A puppy on leash was gingerly walking along a reservoir path with eyes and nose tuned into the pleasant surprises along the way. Suddenly two dogs also on leash lunged at him with ferocious barking and hissing. Both sets of owners kept the threatening dogs away from the startled puppy who then continued along the path after his owners commented that this was his first frightening encounter.
As he rounded the next bend, he first passed walkers who were gleefully hanging Christmas ornaments on a leafless tree. After the puppy checked out the tree decorating, he saw a bigger puppy on leash who laid on the path to signal his friendliness to the younger puppy. They playfully schmoozed, and the younger puppy moved along with continuing expectation of whatever he might encounter.
The holiday season is all about expecting. But positive human expectation is preceded by hope and succeeded by anticipation. Without hoping, there may be surprises, positive or negative, but not the expectation that springs from deep longings supported by hope. Without expecting, there is no anticipating. The combination of hoping for, expecting and anticipating longed for gifts, events and experiences provides satisfaction even before the moment arrives that fulfills our inner promptings. How often have we felt that our anticipations are almost as satisfying as our anticipated experiences and outcomes!
However, we may find ourselves expecting and anticipating what we dread. We are not naïve to threatening or disappointing experiences like the puppy. It is reasonable to be alert and adverse to what might cause us harm, set backs or losses.
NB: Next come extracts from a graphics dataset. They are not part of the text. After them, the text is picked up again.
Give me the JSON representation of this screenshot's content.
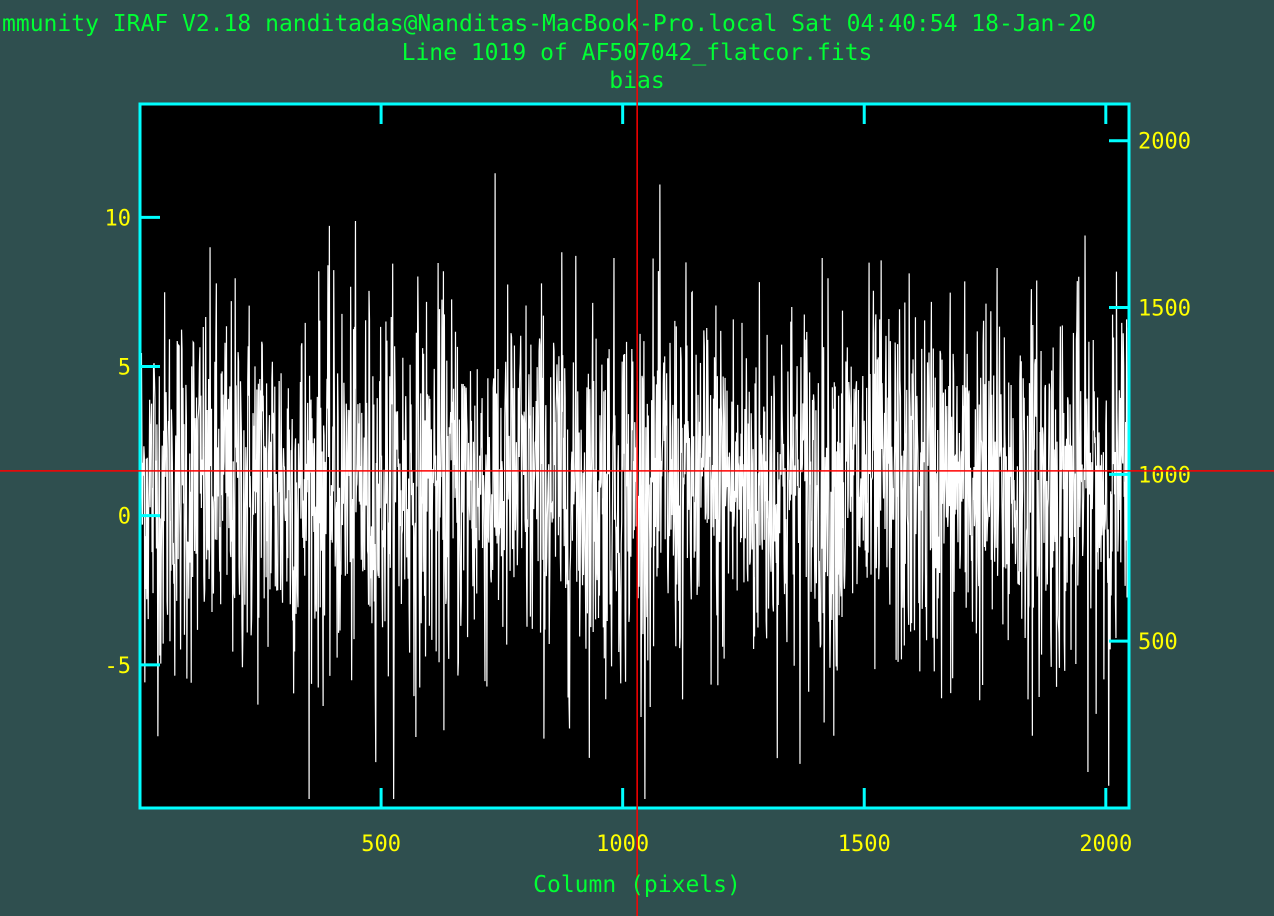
{
  "header": {
    "system_line": "mmunity IRAF V2.18 nanditadas@Nanditas-MacBook-Pro.local Sat 04:40:54 18-Jan-20",
    "line_info": "Line 1019 of AF507042_flatcor.fits",
    "plot_title": "bias"
  },
  "colors": {
    "background": "#2f4f4f",
    "frame": "#00ffff",
    "plot_bg": "#000000",
    "data": "#ffffff",
    "tick_labels": "#ffff00",
    "titles": "#00ff33",
    "cursor": "#ff0000"
  },
  "chart_data": {
    "type": "line",
    "title": "bias",
    "xlabel": "Column (pixels)",
    "ylabel": "",
    "xlim": [
      1,
      2048
    ],
    "ylim": [
      -9.8,
      13.8
    ],
    "x_ticks": [
      500,
      1000,
      1500,
      2000
    ],
    "x_tick_labels": [
      "500",
      "1000",
      "1500",
      "2000"
    ],
    "y_ticks": [
      -5,
      0,
      5,
      10
    ],
    "y_tick_labels": [
      "-5",
      "0",
      "5",
      "10"
    ],
    "right_axis": {
      "label": "",
      "lim": [
        0,
        2110
      ],
      "ticks": [
        500,
        1000,
        1500,
        2000
      ],
      "tick_labels": [
        "500",
        "1000",
        "1500",
        "2000"
      ]
    },
    "cursor": {
      "x": 1030,
      "y": 1.5
    },
    "series": [
      {
        "description_values": "noise around ~1, range approx -9.5 to 13.5",
        "values": []
      }
    ]
  }
}
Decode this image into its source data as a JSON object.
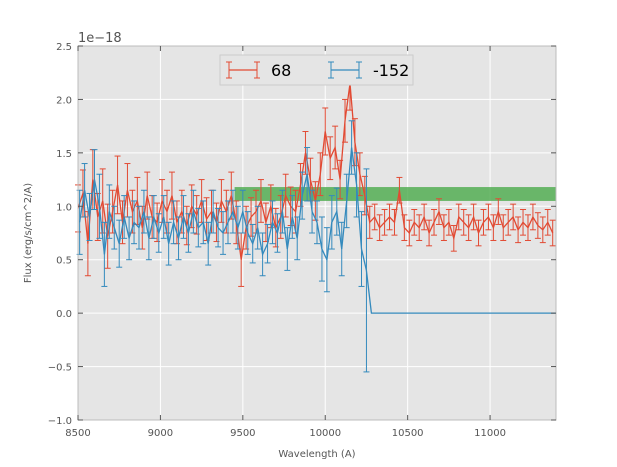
{
  "chart_data": {
    "type": "line",
    "xlabel": "Wavelength (A)",
    "ylabel": "Flux (erg/s/cm^2/A)",
    "y_offset_label": "1e−18",
    "xlim": [
      8500,
      11400
    ],
    "ylim": [
      -1.0,
      2.5
    ],
    "x_ticks": [
      8500,
      9000,
      9500,
      10000,
      10500,
      11000
    ],
    "x_tick_labels": [
      "8500",
      "9000",
      "9500",
      "10000",
      "10500",
      "11000"
    ],
    "y_ticks": [
      -1.0,
      -0.5,
      0.0,
      0.5,
      1.0,
      1.5,
      2.0,
      2.5
    ],
    "y_tick_labels": [
      "−1.0",
      "−0.5",
      "0.0",
      "0.5",
      "1.0",
      "1.5",
      "2.0",
      "2.5"
    ],
    "grid": true,
    "legend_position": "top-center",
    "band": {
      "x": [
        9450,
        11400
      ],
      "y": [
        1.05,
        1.18
      ],
      "color": "#4aaa4a"
    },
    "colors": {
      "red": "#e24a33",
      "blue": "#348abd",
      "background": "#e5e5e5",
      "grid": "#ffffff"
    },
    "series": [
      {
        "name": "68",
        "color": "#e24a33",
        "x": [
          8500,
          8530,
          8560,
          8590,
          8620,
          8650,
          8680,
          8710,
          8740,
          8770,
          8800,
          8830,
          8860,
          8890,
          8920,
          8950,
          8980,
          9010,
          9040,
          9070,
          9100,
          9130,
          9160,
          9190,
          9220,
          9250,
          9280,
          9310,
          9340,
          9370,
          9400,
          9430,
          9460,
          9490,
          9520,
          9550,
          9580,
          9610,
          9640,
          9670,
          9700,
          9730,
          9760,
          9790,
          9820,
          9850,
          9880,
          9910,
          9940,
          9970,
          10000,
          10030,
          10060,
          10090,
          10120,
          10150,
          10180,
          10210,
          10240,
          10270,
          10300,
          10330,
          10360,
          10390,
          10420,
          10450,
          10480,
          10510,
          10540,
          10570,
          10600,
          10630,
          10660,
          10690,
          10720,
          10750,
          10780,
          10810,
          10840,
          10870,
          10900,
          10930,
          10960,
          10990,
          11020,
          11050,
          11080,
          11110,
          11140,
          11170,
          11200,
          11230,
          11260,
          11290,
          11320,
          11350,
          11380
        ],
        "y": [
          0.98,
          1.12,
          0.65,
          1.25,
          0.9,
          1.05,
          0.72,
          0.95,
          1.2,
          0.85,
          1.15,
          0.95,
          1.05,
          0.8,
          1.1,
          0.9,
          0.85,
          1.05,
          0.95,
          1.1,
          0.85,
          0.95,
          0.82,
          1.0,
          0.92,
          1.05,
          0.88,
          0.95,
          0.85,
          1.05,
          0.95,
          1.1,
          0.85,
          0.5,
          0.8,
          0.9,
          0.95,
          1.05,
          0.85,
          1.0,
          0.8,
          0.9,
          1.1,
          1.0,
          0.95,
          1.2,
          1.5,
          1.25,
          1.05,
          1.3,
          1.7,
          1.45,
          1.55,
          1.25,
          1.8,
          2.15,
          1.6,
          1.3,
          1.1,
          0.85,
          0.9,
          0.8,
          0.85,
          0.9,
          0.85,
          1.15,
          0.8,
          0.75,
          0.85,
          0.8,
          0.9,
          0.75,
          0.85,
          0.95,
          0.8,
          0.85,
          0.7,
          0.9,
          0.85,
          0.8,
          0.9,
          0.75,
          0.85,
          0.9,
          0.8,
          0.95,
          0.8,
          0.85,
          0.9,
          0.78,
          0.85,
          0.8,
          0.9,
          0.82,
          0.78,
          0.85,
          0.75
        ],
        "err": [
          0.22,
          0.22,
          0.3,
          0.28,
          0.22,
          0.3,
          0.3,
          0.2,
          0.27,
          0.2,
          0.25,
          0.2,
          0.22,
          0.2,
          0.22,
          0.2,
          0.18,
          0.2,
          0.2,
          0.22,
          0.2,
          0.2,
          0.18,
          0.2,
          0.18,
          0.2,
          0.2,
          0.2,
          0.18,
          0.2,
          0.2,
          0.22,
          0.2,
          0.25,
          0.2,
          0.18,
          0.2,
          0.2,
          0.18,
          0.2,
          0.18,
          0.2,
          0.2,
          0.18,
          0.2,
          0.2,
          0.2,
          0.2,
          0.18,
          0.2,
          0.22,
          0.2,
          0.2,
          0.18,
          0.2,
          0.25,
          0.22,
          0.2,
          0.18,
          0.15,
          0.12,
          0.12,
          0.12,
          0.12,
          0.12,
          0.12,
          0.12,
          0.12,
          0.12,
          0.12,
          0.12,
          0.12,
          0.12,
          0.12,
          0.12,
          0.12,
          0.12,
          0.12,
          0.12,
          0.12,
          0.12,
          0.12,
          0.12,
          0.12,
          0.12,
          0.12,
          0.12,
          0.12,
          0.12,
          0.12,
          0.12,
          0.12,
          0.12,
          0.12,
          0.12,
          0.12,
          0.12
        ]
      },
      {
        "name": "-152",
        "color": "#348abd",
        "x": [
          8510,
          8540,
          8570,
          8600,
          8630,
          8660,
          8690,
          8720,
          8750,
          8780,
          8810,
          8840,
          8870,
          8900,
          8930,
          8960,
          8990,
          9020,
          9050,
          9080,
          9110,
          9140,
          9170,
          9200,
          9230,
          9260,
          9290,
          9320,
          9350,
          9380,
          9410,
          9440,
          9470,
          9500,
          9530,
          9560,
          9590,
          9620,
          9650,
          9680,
          9710,
          9740,
          9770,
          9800,
          9830,
          9860,
          9890,
          9920,
          9950,
          9980,
          10010,
          10040,
          10070,
          10100,
          10130,
          10160,
          10190,
          10220,
          10250,
          10280,
          10300,
          11400
        ],
        "y": [
          0.85,
          1.15,
          0.9,
          1.25,
          1.0,
          0.55,
          0.95,
          0.8,
          0.65,
          0.9,
          0.7,
          0.85,
          0.8,
          0.95,
          0.7,
          0.9,
          0.75,
          0.9,
          0.65,
          0.85,
          0.7,
          0.9,
          0.75,
          0.95,
          0.8,
          0.85,
          0.65,
          0.95,
          0.8,
          0.75,
          0.85,
          0.95,
          0.8,
          0.95,
          0.75,
          0.65,
          0.8,
          0.55,
          0.65,
          0.85,
          0.75,
          0.95,
          0.6,
          0.9,
          0.7,
          1.1,
          1.3,
          0.95,
          0.85,
          0.6,
          0.5,
          0.85,
          0.95,
          0.6,
          1.05,
          1.55,
          1.2,
          0.6,
          0.4,
          0.0,
          0.0,
          0.0
        ],
        "err": [
          0.3,
          0.25,
          0.22,
          0.28,
          0.3,
          0.3,
          0.25,
          0.2,
          0.22,
          0.2,
          0.2,
          0.2,
          0.2,
          0.2,
          0.2,
          0.2,
          0.18,
          0.2,
          0.2,
          0.2,
          0.2,
          0.2,
          0.18,
          0.2,
          0.18,
          0.2,
          0.2,
          0.2,
          0.18,
          0.2,
          0.2,
          0.2,
          0.2,
          0.2,
          0.2,
          0.18,
          0.2,
          0.2,
          0.18,
          0.2,
          0.18,
          0.2,
          0.2,
          0.2,
          0.2,
          0.22,
          0.25,
          0.2,
          0.2,
          0.3,
          0.3,
          0.25,
          0.22,
          0.25,
          0.25,
          0.25,
          0.3,
          0.35,
          0.95,
          0.0,
          0.0,
          0.0
        ]
      }
    ]
  }
}
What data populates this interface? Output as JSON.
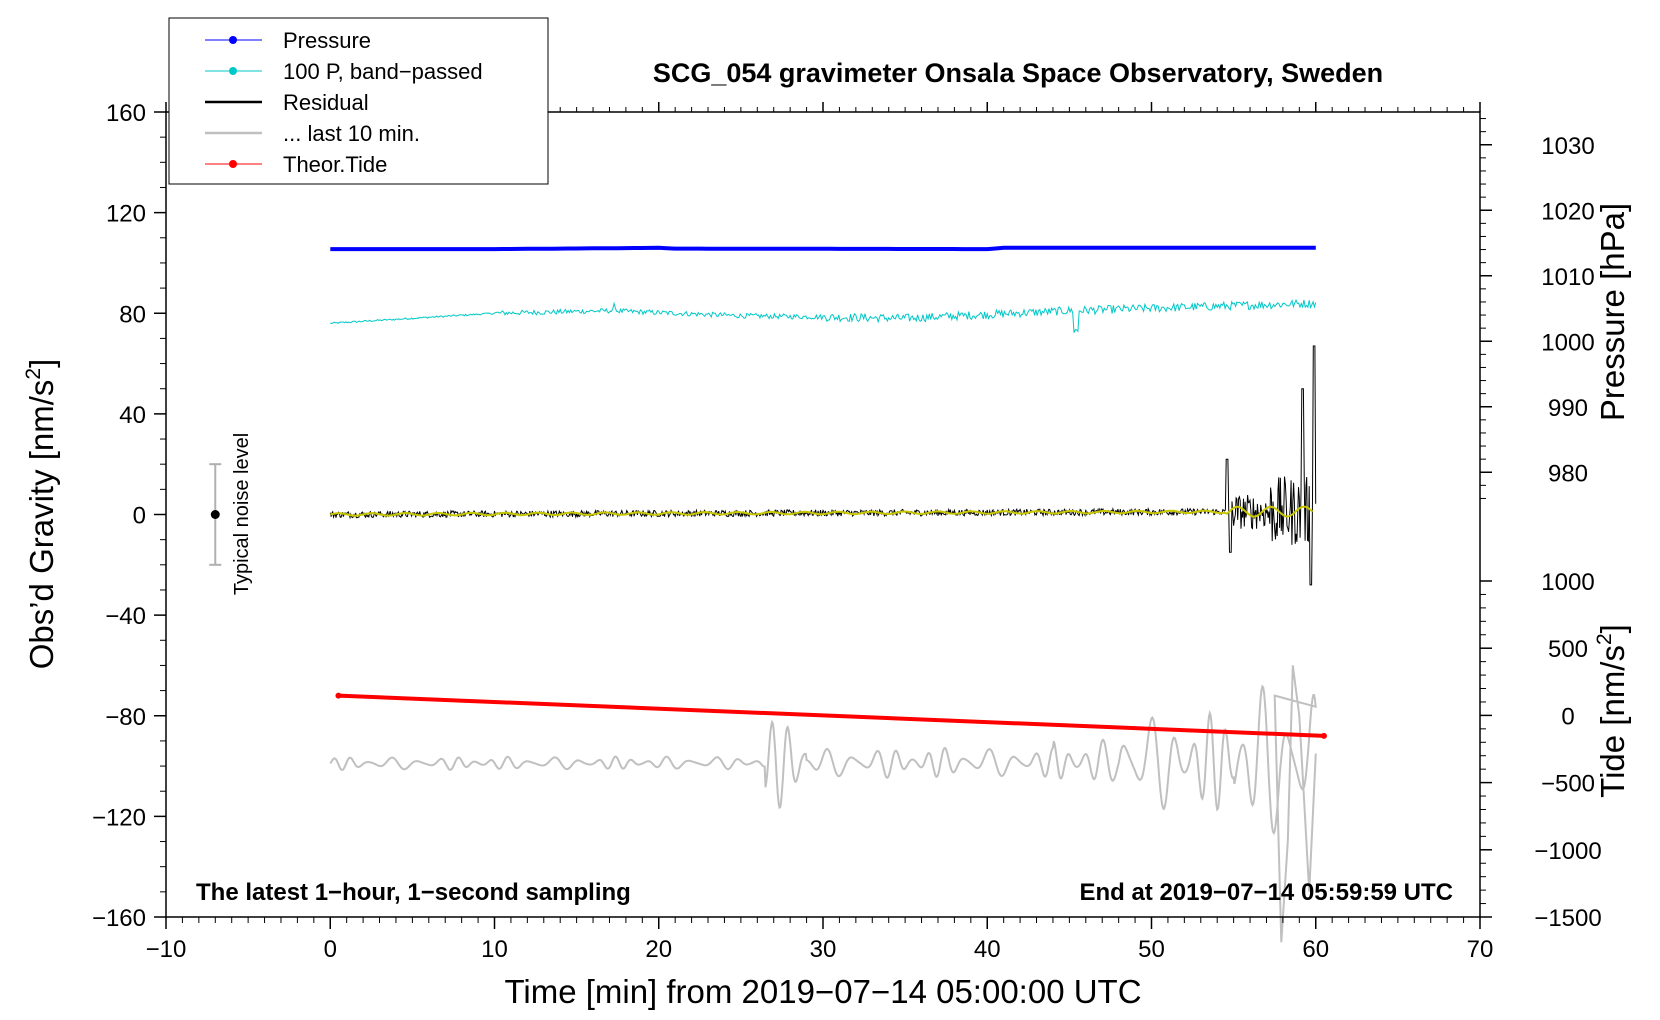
{
  "chart_data": {
    "type": "line",
    "title": "SCG_054 gravimeter Onsala Space Observatory, Sweden",
    "xlabel": "Time [min] from 2019−07−14 05:00:00 UTC",
    "ylabel_left": "Obs’d Gravity [nm/s",
    "ylabel_right_top": "Pressure [hPa]",
    "ylabel_right_bottom": "Tide [nm/s",
    "superscript": "2",
    "close_bracket": "]",
    "xlim": [
      -10,
      70
    ],
    "ylim_left": [
      -160,
      160
    ],
    "pressure_lim": [
      975,
      1035
    ],
    "tide_lim": [
      -1500,
      1000
    ],
    "x_ticks": [
      "−10",
      "0",
      "10",
      "20",
      "30",
      "40",
      "50",
      "60",
      "70"
    ],
    "x_tick_values": [
      -10,
      0,
      10,
      20,
      30,
      40,
      50,
      60,
      70
    ],
    "y_left_ticks": [
      "−160",
      "−120",
      "−80",
      "−40",
      "0",
      "40",
      "80",
      "120",
      "160"
    ],
    "y_left_tick_values": [
      -160,
      -120,
      -80,
      -40,
      0,
      40,
      80,
      120,
      160
    ],
    "pressure_ticks": [
      "980",
      "990",
      "1000",
      "1010",
      "1020",
      "1030"
    ],
    "pressure_tick_values": [
      980,
      990,
      1000,
      1010,
      1020,
      1030
    ],
    "tide_ticks": [
      "−1500",
      "−1000",
      "−500",
      "0",
      "500",
      "1000"
    ],
    "tide_tick_values": [
      -1500,
      -1000,
      -500,
      0,
      500,
      1000
    ],
    "legend": [
      {
        "label": "Pressure",
        "color": "#0000ff",
        "marker": true
      },
      {
        "label": "100 P, band−passed",
        "color": "#00c8c8",
        "marker": true
      },
      {
        "label": "Residual",
        "color": "#000000",
        "marker": false
      },
      {
        "label": "... last 10 min.",
        "color": "#c0c0c0",
        "marker": false
      },
      {
        "label": "Theor.Tide",
        "color": "#ff0000",
        "marker": true
      }
    ],
    "annotations": {
      "bottom_left": "The latest 1−hour, 1−second sampling",
      "bottom_right": "End at 2019−07−14 05:59:59 UTC",
      "noise_label": "Typical noise level"
    },
    "noise_bar": {
      "x": -7,
      "center": 0,
      "half_range": 20
    },
    "series": [
      {
        "name": "Pressure",
        "color": "#0000ff",
        "axis": "left",
        "x": [
          0,
          10,
          20,
          21,
          40,
          41,
          60
        ],
        "y": [
          105.5,
          105.5,
          106,
          105.7,
          105.5,
          106,
          106
        ]
      },
      {
        "name": "100 P, band−passed",
        "color": "#00c8c8",
        "axis": "left",
        "x": [
          0,
          5,
          10,
          17,
          25,
          35,
          45,
          50,
          55,
          60
        ],
        "y": [
          76,
          78,
          80,
          81,
          79,
          78,
          81,
          82,
          83,
          84
        ]
      },
      {
        "name": "Theor.Tide",
        "color": "#ff0000",
        "axis": "left",
        "x": [
          0.5,
          60.5
        ],
        "y": [
          -72,
          -88
        ]
      },
      {
        "name": "Residual",
        "color": "#000000",
        "axis": "left",
        "x": [
          0,
          54.5,
          55,
          56,
          58,
          59,
          60
        ],
        "y": [
          0,
          1,
          22,
          -15,
          28,
          50,
          67
        ]
      },
      {
        "name": "... last 10 min.",
        "color": "#c0c0c0",
        "axis": "left",
        "x": [
          0,
          27.3,
          27.8,
          49,
          52,
          56,
          58,
          59,
          60
        ],
        "y": [
          -99,
          -80,
          -118,
          -110,
          -77,
          -72,
          -170,
          -160,
          -95
        ]
      }
    ]
  }
}
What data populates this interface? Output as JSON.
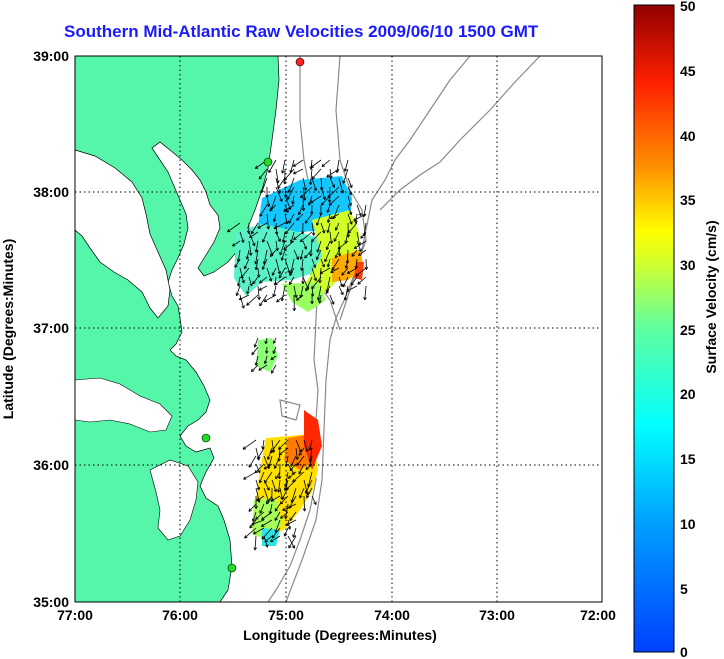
{
  "title": "Southern Mid-Atlantic Raw Velocities 2009/06/10 1500 GMT",
  "map": {
    "xlabel": "Longitude (Degrees:Minutes)",
    "ylabel": "Latitude (Degrees:Minutes)",
    "x_ticks": [
      "77:00",
      "76:00",
      "75:00",
      "74:00",
      "73:00",
      "72:00"
    ],
    "y_ticks": [
      "39:00",
      "38:00",
      "37:00",
      "36:00",
      "35:00"
    ],
    "land_color": "#55f5aa",
    "grid": "dotted"
  },
  "colorbar": {
    "label": "Surface Velocity (cm/s)",
    "min": 0,
    "max": 50,
    "ticks": [
      "50",
      "45",
      "40",
      "35",
      "30",
      "25",
      "20",
      "15",
      "10",
      "5",
      "0"
    ],
    "colormap": "jet"
  },
  "stations": [
    {
      "color": "#ff2020"
    },
    {
      "color": "#22dd22"
    },
    {
      "color": "#22dd22"
    },
    {
      "color": "#22dd22"
    }
  ]
}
The problem comes when pain, suffering and dashed dreams cause us to let go of hope, which sustains us.
This is a time when we can step out on our path along life’s reservoirs of refreshing waters, and reach inside and all around us for renewed hope about what matters to us. We may be short on companionship and support, meaningful vision and plans, or clarity about where we fit in and can contribute to our troubled world. If so, we can allow a puppy or toddler, a fresh wisp of air or warm and gentle smile and touch, an image of someone suffering or a seasonal communication from someone special to rekindle our hopefulness, and thereby our expectation and anticipation of opportunities we otherwise may have missed seeing and embracing.
Robert Kennedy’s words come to mind: “There are those who look at things as they are, and ask why…I dream of things that never were, and ask why not.” This can relate to our personal lives as well as the world in which we live.